Back to Tutorials listing

Instructors: Mitesh M Khapra and Sarath Chandar


We live in an increasingly multilingual multimodal world where it is common to find multiple views of the same entity across modalities and languages. For example, news articles which get published in multiple languages are essentially different views of the same entity. Similarly, video, audio and multilingual subtitles are multiple views of the same movie clip. Given the proliferation of such multilingual multimodal content it is no longer sufficient to process a single modality or language at a time. Specifically, there is an increasing demand for allowing transfer, conversion and access across such multiple views of the data. For example, users want to translate/convert news articles to their native language, automatically caption their travel photos and even ask natural language questions over videos and images. This has led to a lot of excitement around this interdisciplinary research area which requires ideas from Machine Learning, Natural Language Processing, Speech and Computer Vision among other fields.

In this tutorial we focus on neural network based models for addressing various problems in this space. We will first introduce the participants to some of the basic concepts and building blocks that such approaches rely on. We will then describe some of these approaches in detail. There are two important parts to the tutorial. In the first part, we will talk about approaches which aim to learn a common representation for entities across languages and modalities thereby enabling cross lingual and cross modal access and transfer. In the second part we will talk about multilingual multimodal generation. For example, we will discuss neural network based approaches which aim at (i) generating translations in multiple languages, (ii) generating images given a natural language description and (iii) generating captions in multiple languages.

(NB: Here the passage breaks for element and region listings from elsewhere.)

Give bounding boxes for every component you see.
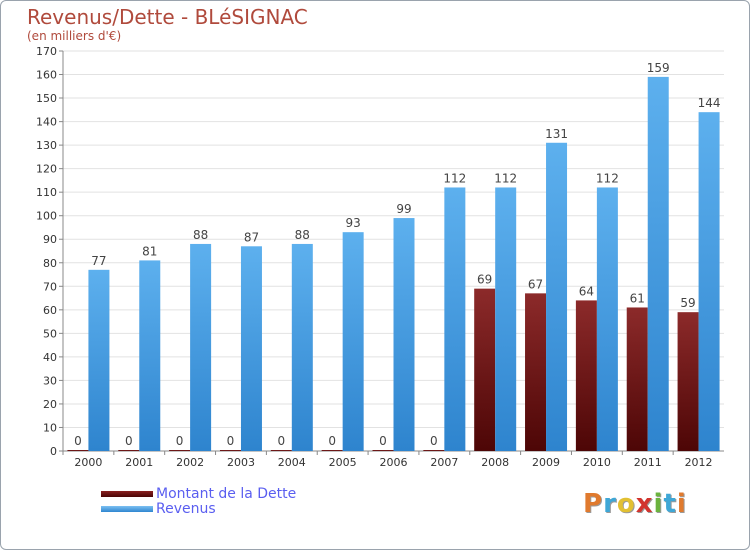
logo-letter: o [616, 489, 636, 519]
chart-title: Revenus/Dette - BLéSIGNAC [27, 5, 308, 29]
y-tick-label: 150 [36, 92, 57, 105]
data-label-revenus: 131 [545, 127, 568, 141]
y-tick-label: 30 [43, 374, 57, 387]
bar-revenus [546, 142, 568, 451]
y-tick-label: 120 [36, 163, 57, 176]
bar-revenus [647, 76, 669, 451]
data-label-revenus: 93 [346, 216, 361, 230]
x-tick-label: 2010 [583, 456, 611, 469]
legend-label-revenus: Revenus [156, 501, 216, 517]
bar-revenus [596, 187, 618, 451]
data-label-dette: 67 [528, 277, 543, 291]
y-tick-label: 40 [43, 351, 57, 364]
bar-dette [321, 450, 343, 451]
data-label-revenus: 112 [443, 171, 466, 185]
bar-dette [219, 450, 241, 451]
bar-revenus [88, 269, 110, 451]
data-label-revenus: 112 [596, 171, 619, 185]
data-label-dette: 69 [477, 273, 492, 287]
x-tick-label: 2012 [685, 456, 713, 469]
y-tick-label: 70 [43, 280, 57, 293]
legend-swatch-dette [101, 491, 153, 497]
logo-letter: i [653, 489, 664, 519]
data-label-dette: 0 [227, 434, 235, 448]
legend-swatch-revenus [101, 506, 153, 512]
y-tick-label: 100 [36, 210, 57, 223]
y-tick-label: 10 [43, 421, 57, 434]
x-tick-label: 2004 [278, 456, 306, 469]
y-tick-label: 160 [36, 69, 57, 82]
data-label-dette: 64 [579, 284, 594, 298]
bar-revenus [342, 232, 364, 451]
data-label-dette: 61 [630, 291, 645, 305]
bar-revenus [495, 187, 517, 451]
x-tick-label: 2007 [430, 456, 458, 469]
data-label-revenus: 144 [698, 96, 721, 110]
y-tick-label: 130 [36, 139, 57, 152]
bar-revenus [698, 112, 720, 452]
x-tick-label: 2002 [176, 456, 204, 469]
data-label-revenus: 77 [91, 254, 106, 268]
y-tick-label: 110 [36, 186, 57, 199]
data-label-revenus: 112 [494, 171, 517, 185]
data-label-dette: 0 [74, 434, 82, 448]
bar-dette [525, 293, 547, 451]
data-label-dette: 0 [125, 434, 133, 448]
logo-letter: r [603, 489, 617, 519]
bar-dette [677, 312, 699, 451]
x-tick-label: 2009 [532, 456, 560, 469]
data-label-revenus: 88 [193, 228, 208, 242]
x-tick-label: 2003 [227, 456, 255, 469]
bar-dette [270, 450, 292, 451]
bar-dette [67, 450, 89, 451]
data-label-revenus: 159 [647, 61, 670, 75]
bar-dette [372, 450, 394, 451]
y-tick-label: 0 [50, 445, 57, 458]
legend-label-dette: Montant de la Dette [156, 486, 297, 502]
x-tick-label: 2006 [380, 456, 408, 469]
logo-letter: x [635, 489, 654, 519]
data-label-revenus: 87 [244, 230, 259, 244]
bar-dette [423, 450, 445, 451]
y-tick-label: 60 [43, 304, 57, 317]
x-tick-label: 2008 [481, 456, 509, 469]
data-label-dette: 0 [328, 434, 336, 448]
y-tick-label: 140 [36, 116, 57, 129]
data-label-revenus: 88 [295, 228, 310, 242]
y-tick-label: 50 [43, 327, 57, 340]
bar-revenus [393, 218, 415, 451]
data-label-dette: 59 [680, 296, 695, 310]
data-label-dette: 0 [277, 434, 285, 448]
chart-subtitle: (en milliers d'€) [27, 29, 122, 43]
x-tick-label: 2001 [125, 456, 153, 469]
x-tick-label: 2000 [74, 456, 102, 469]
bar-revenus [291, 243, 313, 451]
data-label-dette: 0 [430, 434, 438, 448]
proxiti-logo: Proxiti [583, 489, 687, 519]
bar-dette [575, 300, 597, 451]
data-label-dette: 0 [379, 434, 387, 448]
y-tick-label: 80 [43, 257, 57, 270]
logo-letter: P [583, 489, 604, 519]
data-label-revenus: 81 [142, 244, 157, 258]
y-tick-label: 170 [36, 45, 57, 58]
data-label-dette: 0 [176, 434, 184, 448]
x-tick-label: 2011 [634, 456, 662, 469]
bar-dette [169, 450, 191, 451]
data-label-revenus: 99 [396, 202, 411, 216]
x-tick-label: 2005 [329, 456, 357, 469]
bar-revenus [444, 187, 466, 451]
logo-letter: t [663, 489, 677, 519]
bar-dette [118, 450, 140, 451]
logo-letter: i [676, 489, 687, 519]
y-tick-label: 20 [43, 398, 57, 411]
bar-revenus [240, 246, 262, 451]
y-tick-label: 90 [43, 233, 57, 246]
bar-revenus [139, 260, 161, 451]
bar-dette [474, 288, 496, 451]
bar-dette [626, 307, 648, 451]
bar-revenus [190, 243, 212, 451]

  1. Introduction and Motivation [20 mins]
  2. Basics [40 mins]
    1. Learning distributed representations using Neural Networks
    2. Convolutional Neural Networks
    3. Recursive Neural Networks and its variants
  3. Multilingual/Multimodal Representation Learning [40 mins]
    1. Using parallel data with and without word alignments
    2. Using pivot view in the absence of parallel data
  4. Multilingual/Multimodal Generation [80 mins]
    1. Neural Machine Translation systems
    2. Generating captions from images
    3. Answering natural language questions over images
    4. Describing videos
    5. Generating images from a given natural language description
  5. Summary

About the Instructors:

Mitesh M Khapra: IBM Research India,,

Mitesh Khapra obtained his Ph.D. from the Indian Institute of Technology, Bombay in the area of Natural Language Processing with a focus on reusing resources for multilingual computation. His areas of interest include Statistical Machine Translation, Text Analytics, Crowdsourcing, Argument Mining and Deep Learning. He is currently working as a Researcher at IBM Research India where he is focusing on mining arguments from large unstructured text. He is also interested in learning common representations across languages and modalities with the view of enabling cross language and cross modal access. He has co-authored papers in top NLP and ML conferences such as ACL, NAACL, EMNLP, AAAI and NIPS.

Sarath Chandar: University of Montreal,,

Sarath Chandar is currently a PhD student in University of Montreal where he works with Yoshua Bengio and Hugo Larochelle on Deep Learning for complex NLP tasks like question answering and dialog systems. His research interests includes Machine Learning, Natural Language Processing, Deep Learning, and Reinforcement Learning. Before joining University of Montreal, he was a Blue Scholar in IBM Research India for a year.